LLM
Large Language Model. A neural network with billions of parameters trained on massive text corpora. Capable of text generation, reasoning, summarization, and code generation.
Embedding
A dense vector representation of text (or other data) in a continuous space. Semantically similar inputs produce vectors that are close together, enabling similarity search.
Vector Store
A database optimized for storing and querying high-dimensional embedding vectors. Examples include Chroma, Pinecone, Weaviate, Qdrant, and pgvector.
RAG
Retrieval-Augmented Generation. A pattern that retrieves relevant documents from a knowledge base and includes them in the LLM prompt to ground responses in factual data.
Agent
An LLM-powered system that can reason about tasks, make decisions, and take actions by calling external tools and APIs in a loop until a goal is achieved.
Tool Use
The ability of an LLM to invoke external functions (APIs, databases, code interpreters) during generation. The model outputs structured tool calls that are executed by the runtime.
Guardrails
Safety and quality checks applied to LLM inputs and outputs. Include content filters, PII detection, topic restriction, format validation, and factuality checks.
Fine-Tuning
Adapting a pre-trained model to a specific domain or task by continuing training on a curated dataset. Improves performance on targeted use cases while preserving general capabilities.
LoRA
Low-Rank Adaptation. A parameter-efficient fine-tuning method that trains small adapter matrices instead of updating all model weights, reducing compute and memory requirements significantly.
Inference
The process of generating outputs from a trained model given new inputs. In GenAI, this means producing text tokens autoregressively from a prompt.
Latency
The time between sending a request and receiving a response. In GenAI, measured as time-to-first-token (TTFT) and total generation time. Critical for user experience.
Throughput
The number of requests or tokens a system can process per unit time. Measured in requests/second or tokens/second. Key metric for production GenAI deployments.
Token
The basic unit of text processed by an LLM. Roughly 0.75 words on average. Models have token limits for both input (context) and output (generation).
Context Window
The maximum number of tokens an LLM can process in a single request (input + output combined). Ranges from 4K to 1M+ tokens depending on the model.
Orchestration
The coordination and sequencing of multiple LLM calls, tool invocations, and data flows to accomplish complex tasks.
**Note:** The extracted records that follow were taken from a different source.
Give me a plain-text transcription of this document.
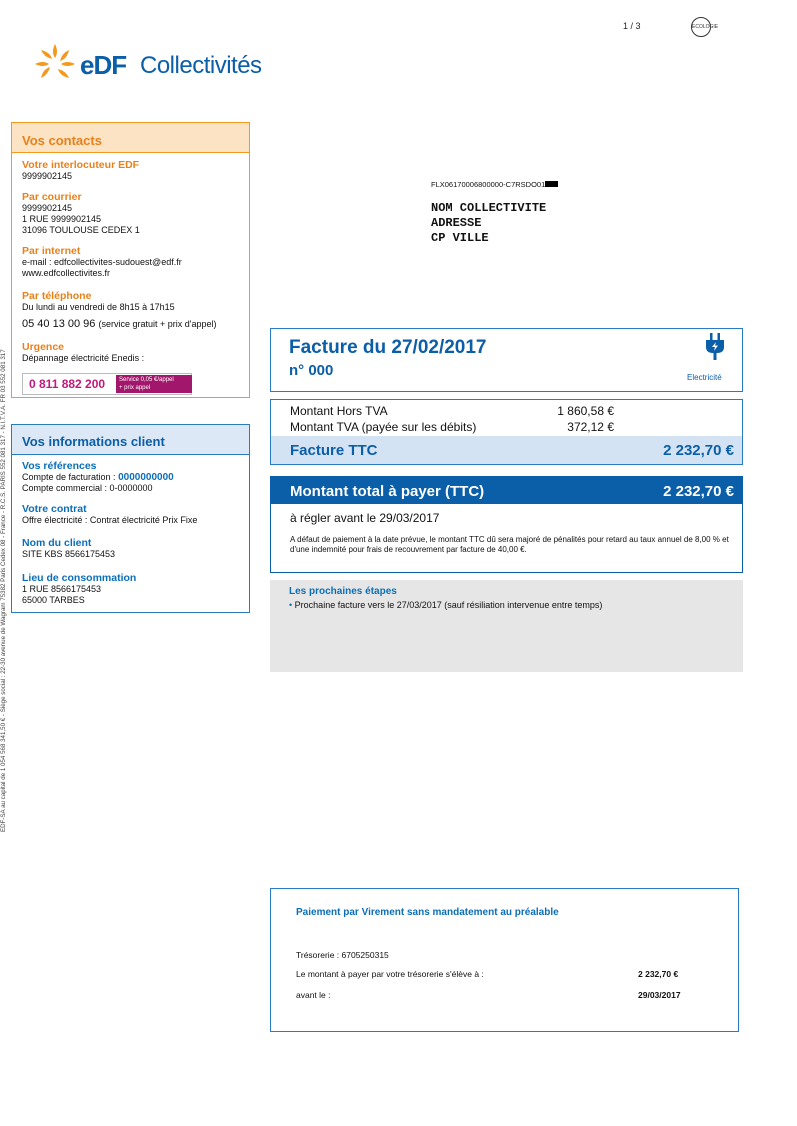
1 / 3	ECOLOGIE
eDF Collectivités
EDF-SA au capital de 1 054 568 341,50 € - Siège social : 22-30 avenue de Wagram 75382 Paris Cedex 08 - France - R.C.S. PARIS 552 081 317 - N.I.T.V.A. FR 03 552 081 317
Vos contacts
Votre interlocuteur EDF
9999902145
Par courrier
9999902145
1 RUE 9999902145
31096 TOULOUSE CEDEX 1
Par internet
e-mail : edfcollectivites-sudouest@edf.fr
www.edfcollectivites.fr
Par téléphone
Du lundi au vendredi de 8h15 à 17h15
05 40 13 00 96 (service gratuit + prix d'appel)
Urgence
Dépannage électricité Enedis :
0 811 882 200	Service 0,05 €/appel
+ prix appel
Vos informations client
Vos références
Compte de facturation : 0000000000
Compte commercial : 0-0000000
Votre contrat
Offre électricité : Contrat électricité Prix Fixe
Nom du client
SITE KBS 8566175453
Lieu de consommation
1 RUE 8566175453
65000 TARBES
FLX06170006800000-C7RSDO01
NOM COLLECTIVITE
ADRESSE
CP VILLE
Facture du 27/02/2017
n° 000	Electricité
Montant Hors TVA	1 860,58 €
Montant TVA (payée sur les débits)	372,12 €
Facture TTC	2 232,70 €
Montant total à payer (TTC)	2 232,70 €
à régler avant le 29/03/2017
A défaut de paiement à la date prévue, le montant TTC dû sera majoré de pénalités pour retard au taux annuel de 8,00 % et d'une indemnité pour frais de recouvrement par facture de 40,00 €.
Les prochaines étapes
• Prochaine facture vers le 27/03/2017 (sauf résiliation intervenue entre temps)
Paiement par Virement sans mandatement au préalable
Trésorerie : 6705250315
Le montant à payer par votre trésorerie s'élève à :	2 232,70 €
avant le :	29/03/2017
Central to agent and multi-agent architectures.
System Prompt
Instructions provided to the LLM that define its role, behavior, constraints, and output format. Set once per conversation and persists across all user messages.
Chunking
Splitting documents into smaller pieces for embedding and retrieval. Strategies include fixed-size, sentence-based, semantic, and recursive splitting. Chunk size affects retrieval quality.
Streaming
Delivering LLM output tokens incrementally as they are generated, rather than waiting for the complete response. Reduces perceived latency and improves user experience.